High estrogen and low progesterone
The hormonal environment conducive to increased muscle mass is when estrogens are elevated and progesterone is at its lowest point. This occurs in the follicular phase, and that is why we are interested in introducing the heaviest and most intense training in this phase of the menstrual cycle.
In the luteal phase, the opposite occurs, with greater amino acid oxidation and protein degradation. That scenario is contrary to what we are looking for when we want to increase muscle mass: protein synthesis over protein degradation.
Being very reductionist and to see it very clearly: progesterone increases catabolism (destruction of muscle – luteal phase) and estrogens promote anabolism (muscle building – follicular phase).
In any case the important thing is to train at any time of the menstrual cycle, without worrying too much about the phase we are in. If we have a coach who schedules the training for us, it can be a point in his favor and yours to take into account the phases of the menstrual cycle, as long as you have a high athletic level. If we have only been training for a short time, we should focus on other things first.
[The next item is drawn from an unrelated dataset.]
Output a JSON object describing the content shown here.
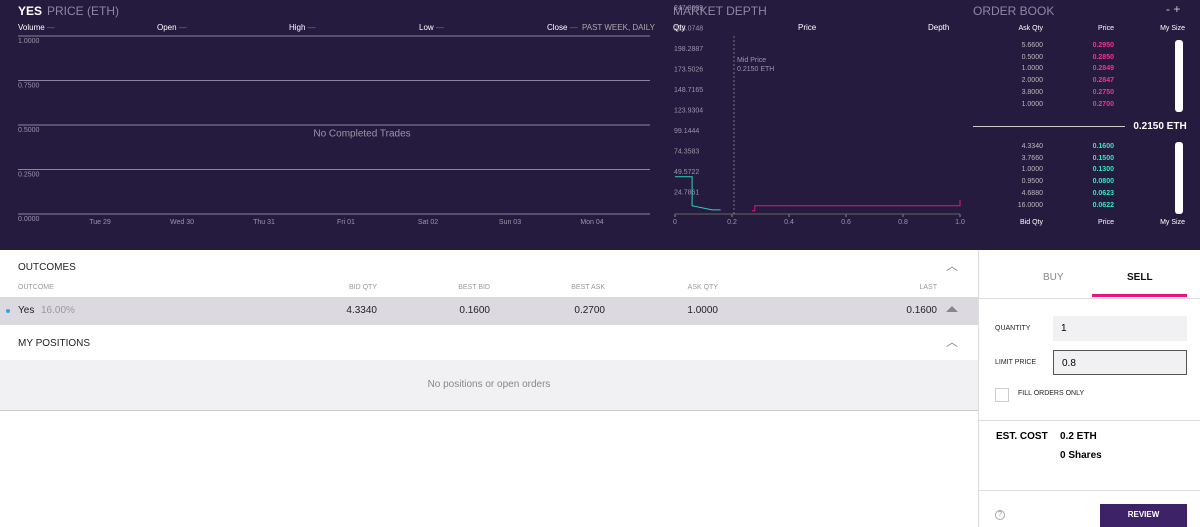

Do oral contraceptives affect strength performance and muscle hypertrophy?
We have already seen briefly what the phases of the menstrual cycle are and why they can affect muscle hypertrophy. All of the above occur in a menstrual cycle without oral contraceptives, but when we ingest these contraceptives, all concepts are modified discussed so far.
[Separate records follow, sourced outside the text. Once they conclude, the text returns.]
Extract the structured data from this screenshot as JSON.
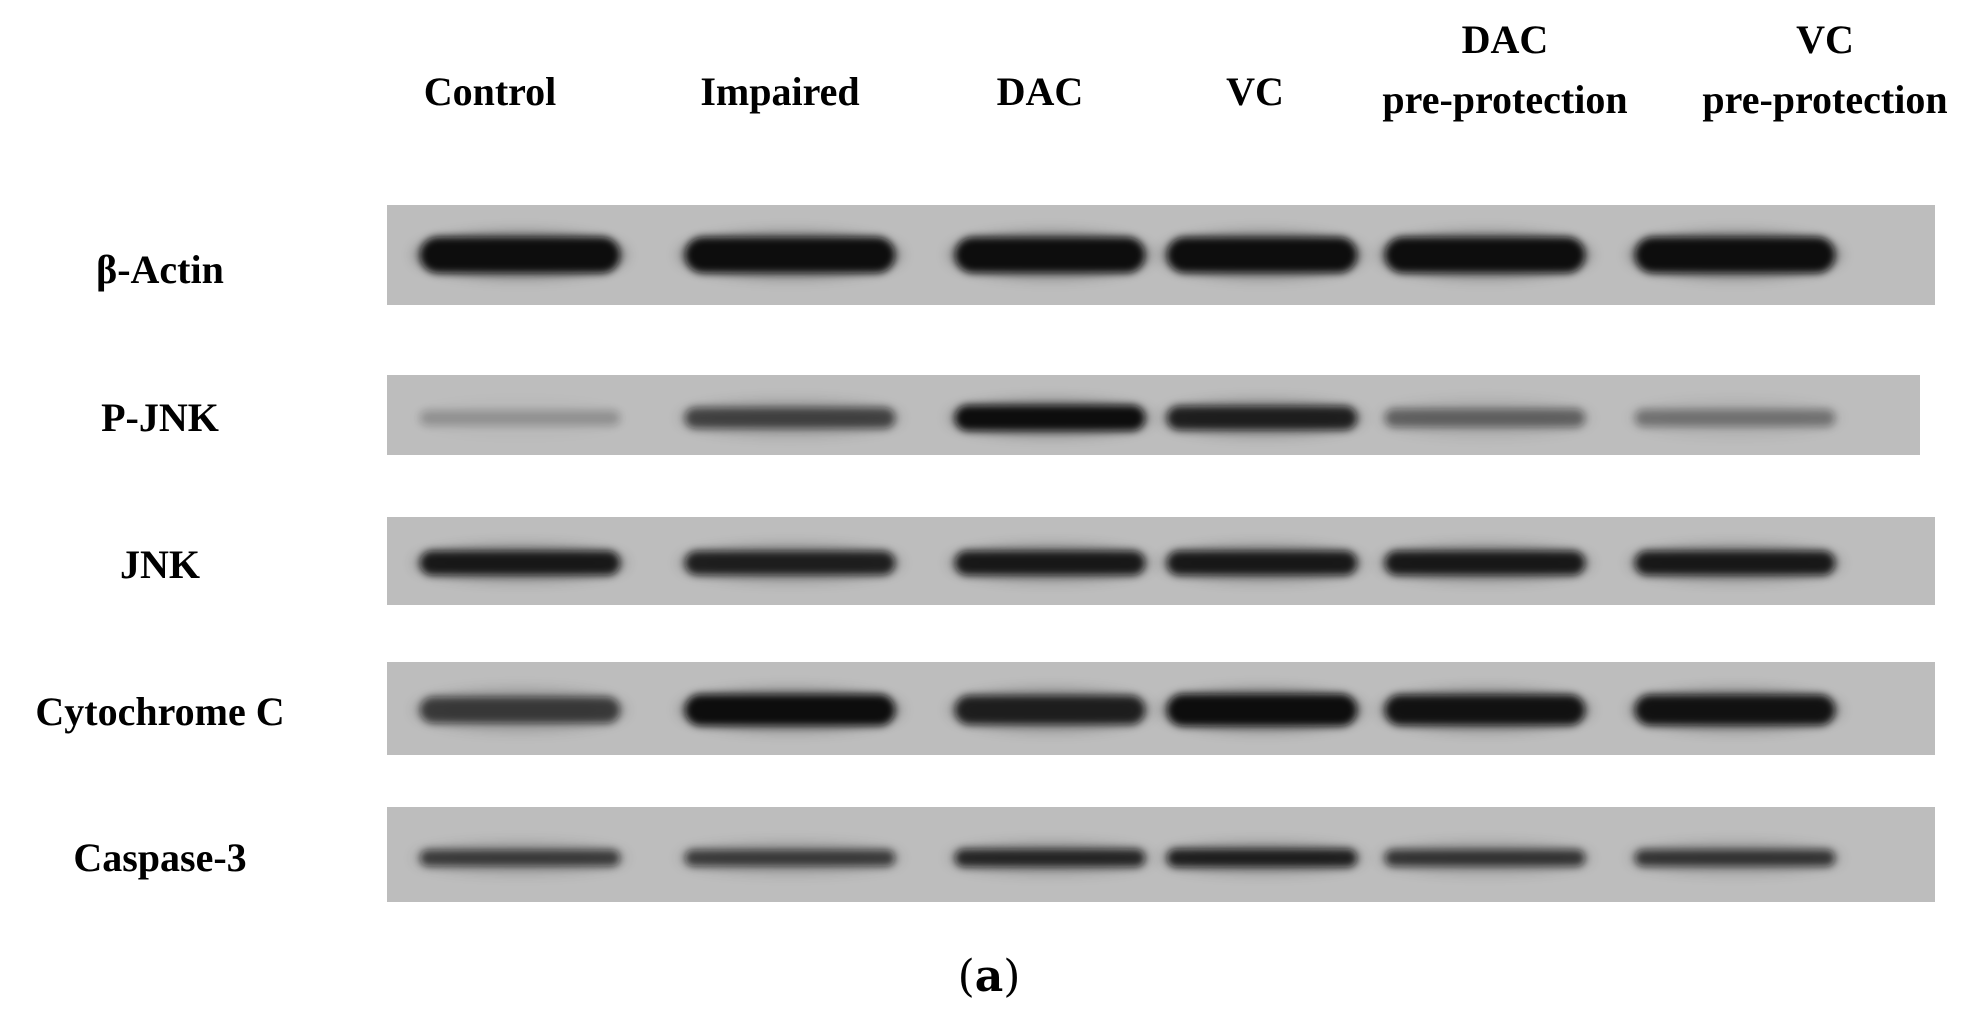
{
  "figure": {
    "caption_open": "(",
    "caption_letter": "a",
    "caption_close": ")"
  },
  "columns": [
    {
      "line1": "Control",
      "line2": ""
    },
    {
      "line1": "Impaired",
      "line2": ""
    },
    {
      "line1": "DAC",
      "line2": ""
    },
    {
      "line1": "VC",
      "line2": ""
    },
    {
      "line1": "DAC",
      "line2": "pre-protection"
    },
    {
      "line1": "VC",
      "line2": "pre-protection"
    }
  ],
  "rows": [
    {
      "label": "β-Actin",
      "band_intensity": [
        1.0,
        0.98,
        0.97,
        0.97,
        0.98,
        1.0
      ]
    },
    {
      "label": "P-JNK",
      "band_intensity": [
        0.08,
        0.55,
        0.95,
        0.8,
        0.35,
        0.25
      ]
    },
    {
      "label": "JNK",
      "band_intensity": [
        0.85,
        0.8,
        0.85,
        0.85,
        0.85,
        0.85
      ]
    },
    {
      "label": "Cytochrome C",
      "band_intensity": [
        0.6,
        0.95,
        0.8,
        1.0,
        0.9,
        0.9
      ]
    },
    {
      "label": "Caspase-3",
      "band_intensity": [
        0.6,
        0.6,
        0.75,
        0.8,
        0.65,
        0.65
      ]
    }
  ],
  "colors": {
    "blot_background": "#bdbdbd",
    "band": "#0a0a0a"
  }
}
A very comprehensive review published in the prestigious Sports Medicine investigate How can oral contraceptives affect to resistance exercise responses in women of reproductive age.
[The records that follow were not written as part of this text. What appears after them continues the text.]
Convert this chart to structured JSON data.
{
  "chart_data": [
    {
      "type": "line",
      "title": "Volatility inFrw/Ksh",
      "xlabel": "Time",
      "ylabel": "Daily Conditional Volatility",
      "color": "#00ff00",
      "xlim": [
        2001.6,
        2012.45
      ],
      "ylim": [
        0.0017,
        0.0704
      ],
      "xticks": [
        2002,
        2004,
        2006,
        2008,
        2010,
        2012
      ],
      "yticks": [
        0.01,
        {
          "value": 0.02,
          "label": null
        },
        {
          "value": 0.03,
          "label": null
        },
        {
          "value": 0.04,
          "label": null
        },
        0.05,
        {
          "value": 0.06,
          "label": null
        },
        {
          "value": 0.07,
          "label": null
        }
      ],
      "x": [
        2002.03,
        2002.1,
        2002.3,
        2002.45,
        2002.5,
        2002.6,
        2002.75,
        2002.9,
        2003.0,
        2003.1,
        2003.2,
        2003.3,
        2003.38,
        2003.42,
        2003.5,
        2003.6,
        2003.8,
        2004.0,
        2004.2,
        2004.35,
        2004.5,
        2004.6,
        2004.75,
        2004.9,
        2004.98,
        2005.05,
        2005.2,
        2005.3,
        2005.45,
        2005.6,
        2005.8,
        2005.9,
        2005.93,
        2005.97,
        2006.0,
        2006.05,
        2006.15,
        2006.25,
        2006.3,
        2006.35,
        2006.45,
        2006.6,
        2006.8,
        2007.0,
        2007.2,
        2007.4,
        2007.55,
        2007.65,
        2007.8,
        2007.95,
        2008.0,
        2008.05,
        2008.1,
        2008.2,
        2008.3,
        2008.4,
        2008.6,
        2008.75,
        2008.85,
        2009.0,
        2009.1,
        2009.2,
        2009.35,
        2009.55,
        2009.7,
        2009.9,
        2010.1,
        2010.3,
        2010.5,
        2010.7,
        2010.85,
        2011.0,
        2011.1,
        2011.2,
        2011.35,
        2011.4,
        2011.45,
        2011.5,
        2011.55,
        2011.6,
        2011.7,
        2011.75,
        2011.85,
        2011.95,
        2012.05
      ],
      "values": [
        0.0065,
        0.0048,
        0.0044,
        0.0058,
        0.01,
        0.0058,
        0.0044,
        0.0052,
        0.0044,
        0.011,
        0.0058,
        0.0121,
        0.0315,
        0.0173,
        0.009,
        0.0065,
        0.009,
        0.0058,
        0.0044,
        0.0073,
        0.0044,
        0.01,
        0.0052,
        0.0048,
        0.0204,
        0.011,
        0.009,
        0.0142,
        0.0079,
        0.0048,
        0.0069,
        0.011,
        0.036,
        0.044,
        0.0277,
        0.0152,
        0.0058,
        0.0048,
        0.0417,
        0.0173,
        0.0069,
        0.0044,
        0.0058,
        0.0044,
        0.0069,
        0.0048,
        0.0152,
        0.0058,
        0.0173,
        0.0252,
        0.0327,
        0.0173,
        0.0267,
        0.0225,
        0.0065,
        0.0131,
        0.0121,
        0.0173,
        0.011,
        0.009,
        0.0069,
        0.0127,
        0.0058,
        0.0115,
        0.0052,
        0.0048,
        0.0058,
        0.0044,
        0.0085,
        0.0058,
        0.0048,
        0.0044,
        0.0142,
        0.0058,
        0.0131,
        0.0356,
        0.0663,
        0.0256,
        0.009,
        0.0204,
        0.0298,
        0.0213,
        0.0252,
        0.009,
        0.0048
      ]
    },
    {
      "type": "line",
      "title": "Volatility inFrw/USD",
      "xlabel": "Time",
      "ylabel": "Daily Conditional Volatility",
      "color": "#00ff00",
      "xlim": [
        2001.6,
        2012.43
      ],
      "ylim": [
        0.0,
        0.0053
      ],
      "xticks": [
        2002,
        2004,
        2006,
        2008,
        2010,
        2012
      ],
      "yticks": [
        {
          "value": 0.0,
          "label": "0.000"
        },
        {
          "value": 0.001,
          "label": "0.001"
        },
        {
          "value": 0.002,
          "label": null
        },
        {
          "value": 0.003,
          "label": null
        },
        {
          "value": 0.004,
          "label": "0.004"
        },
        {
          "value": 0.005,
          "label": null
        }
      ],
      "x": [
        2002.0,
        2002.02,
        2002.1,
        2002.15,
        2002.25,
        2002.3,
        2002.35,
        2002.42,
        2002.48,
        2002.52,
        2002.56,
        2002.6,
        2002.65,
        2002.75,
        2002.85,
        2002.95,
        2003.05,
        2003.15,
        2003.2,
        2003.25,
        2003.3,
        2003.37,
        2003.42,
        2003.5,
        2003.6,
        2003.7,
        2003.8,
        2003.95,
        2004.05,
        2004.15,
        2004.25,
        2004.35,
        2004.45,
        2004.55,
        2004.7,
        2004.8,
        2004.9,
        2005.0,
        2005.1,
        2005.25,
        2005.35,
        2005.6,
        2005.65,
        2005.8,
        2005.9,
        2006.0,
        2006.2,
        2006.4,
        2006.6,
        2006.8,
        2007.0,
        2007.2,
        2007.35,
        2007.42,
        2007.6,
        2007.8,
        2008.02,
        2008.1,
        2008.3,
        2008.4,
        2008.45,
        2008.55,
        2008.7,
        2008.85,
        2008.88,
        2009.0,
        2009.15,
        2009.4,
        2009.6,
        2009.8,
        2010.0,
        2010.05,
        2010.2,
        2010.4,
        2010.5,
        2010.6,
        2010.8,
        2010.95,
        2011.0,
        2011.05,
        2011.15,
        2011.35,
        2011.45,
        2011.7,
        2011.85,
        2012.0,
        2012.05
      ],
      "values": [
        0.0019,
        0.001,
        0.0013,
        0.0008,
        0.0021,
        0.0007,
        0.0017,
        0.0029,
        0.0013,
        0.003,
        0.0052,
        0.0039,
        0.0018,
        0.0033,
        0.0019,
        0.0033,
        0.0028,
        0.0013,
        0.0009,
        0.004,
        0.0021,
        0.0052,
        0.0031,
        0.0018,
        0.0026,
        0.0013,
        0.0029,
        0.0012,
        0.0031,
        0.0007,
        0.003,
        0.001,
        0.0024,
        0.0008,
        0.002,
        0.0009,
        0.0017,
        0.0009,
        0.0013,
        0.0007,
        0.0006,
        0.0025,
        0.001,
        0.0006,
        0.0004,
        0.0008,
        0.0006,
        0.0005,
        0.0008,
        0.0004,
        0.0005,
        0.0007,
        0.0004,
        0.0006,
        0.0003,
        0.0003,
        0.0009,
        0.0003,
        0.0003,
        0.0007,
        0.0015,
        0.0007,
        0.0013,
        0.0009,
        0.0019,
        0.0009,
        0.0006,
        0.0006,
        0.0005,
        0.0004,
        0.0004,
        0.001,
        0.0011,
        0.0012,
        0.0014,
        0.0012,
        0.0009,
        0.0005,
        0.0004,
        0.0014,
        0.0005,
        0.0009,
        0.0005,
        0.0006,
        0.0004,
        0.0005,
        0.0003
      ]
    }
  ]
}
Effects of oral contraceptives on muscle hypertrophy
In some studies we can observe how the growth hormone increased in those women who used triphasic oral contraceptives, than in those who did not take contraceptives.
However, there are no conclusive results that can affirm whether strength training, and its immediate adaptations related to muscle hypertrophy, are older or younger using oral contraceptives.
The conflicting findings may be due to the timing of the tests, which makes everything vary wildly. Also to the interpersonal differencesince there are women who hardly notice the phase of the menstrual cycle in which they are and others who accuse it much more.
The different types of oral contraceptives also do not help to clarify whether the use of these drugs has any effect on muscle hypertrophy. Therefore, there is no consensus on whether the use of oral contraceptives helps or limits muscle hypertrophy compared to women who do not take such contraceptives.
Practical application to take us home
What we can highlight is that the follicular phase (especially from when bleeding is ending until ovulation) It is an ideal environment to train strength, increase muscle mass and recover faster than in the luteal phase.
In this middle and late follicular phase, the higher concentrations of endogenous estrogen (our body produces it, regardless of the ingestion of oral contraceptives).
That hormonal scenario results in a increased growth hormone response, less muscle damage, greater potential for muscle strength and better regeneration than in the luteal phase.
missing evidence to see if the variation in estrogen and progesterone that occurs with the use of oral contraceptives contributes in any way to improving or worsening muscle strength and hypertrophy.
The lack of consensus is due to the heterogeneity in the studies, the differences between each menstrual cycle of each woman and the different types of existing oral contraceptives.